Clinical Case Discussion Forum

Hi Devendra

That is a great question.

Options:

Continue ponatinib long-term – accept the cumulative risk of vascular events which is significant on ponatinib 30 mg/day.

Reduce dose to 15 mg/day – she may lose response but that can probably be overcome quickly with a dose increase.

Switch to asciminib – less vascular risk, good chance of maintaining a deep response. Not currently possible unless she is ponatinib intolerant.

Stop and attempt TFR – this is possible and justifiable if there are major toxicities or side effects but we don’t have any reassuring data in this setting. The risk of BC may be quite high given her propensity to develop mutations.

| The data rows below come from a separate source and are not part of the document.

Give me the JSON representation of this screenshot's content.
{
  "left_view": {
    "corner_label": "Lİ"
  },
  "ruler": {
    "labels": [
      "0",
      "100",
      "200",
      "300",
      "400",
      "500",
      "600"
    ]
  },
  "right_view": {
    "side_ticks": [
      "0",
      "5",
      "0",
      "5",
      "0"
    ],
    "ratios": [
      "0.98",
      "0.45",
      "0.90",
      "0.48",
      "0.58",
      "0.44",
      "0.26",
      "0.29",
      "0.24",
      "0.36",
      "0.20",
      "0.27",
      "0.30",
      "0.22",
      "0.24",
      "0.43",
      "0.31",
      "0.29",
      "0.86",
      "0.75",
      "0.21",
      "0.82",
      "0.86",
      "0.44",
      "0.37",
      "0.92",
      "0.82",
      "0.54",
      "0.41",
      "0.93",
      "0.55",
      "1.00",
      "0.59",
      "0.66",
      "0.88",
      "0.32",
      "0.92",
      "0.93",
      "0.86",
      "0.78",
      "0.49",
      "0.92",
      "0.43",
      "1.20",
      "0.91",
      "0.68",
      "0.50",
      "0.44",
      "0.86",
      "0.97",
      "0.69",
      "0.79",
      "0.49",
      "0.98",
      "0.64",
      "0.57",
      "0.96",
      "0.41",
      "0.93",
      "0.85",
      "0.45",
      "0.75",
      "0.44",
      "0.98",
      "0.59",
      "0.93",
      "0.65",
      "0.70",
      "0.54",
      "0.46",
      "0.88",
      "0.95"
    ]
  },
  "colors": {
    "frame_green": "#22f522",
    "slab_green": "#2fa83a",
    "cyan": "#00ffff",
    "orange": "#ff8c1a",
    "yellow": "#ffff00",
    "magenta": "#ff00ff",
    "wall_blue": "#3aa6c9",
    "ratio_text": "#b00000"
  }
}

I would probably recommend a dose reduction of ponatinib to 15 mg/day which we know has a relatively low risk of vascular events, but if she is determined to try TFR, fine as long as she knows the risks are significant. When asciminib becomes available this would be worth considering.

Tim

ORIGINAL CASE – Dr Devendra Hiwase

One of my 51 years old female patient with CML-CP was started on Nilotinib 300 mg PO BID on ENSTXTND trial in July 2012. She developed F359V mutation (VAF 100% clone size) in four months of starting nilotinib. Hence, switched over to dasatinib 100 mg PO daily. within six months of starting dasatinib she developed T315I mutation while F359V mutations was not detected. In view of T315I mutation she was switched over to Ponatinib. Pleasingly she achieved sustained deep molecular remission within six months of starting ponatinib. Deep molecular response is maintained for last 9 years. She is tolerating ponatinib 30 mg PO daily well, apart from hypertension which is controlled and macular erythematous skin rash which is stable for last eight to nine years and it does not bother her as much.

Would you consider trial of cessation of ponatinib?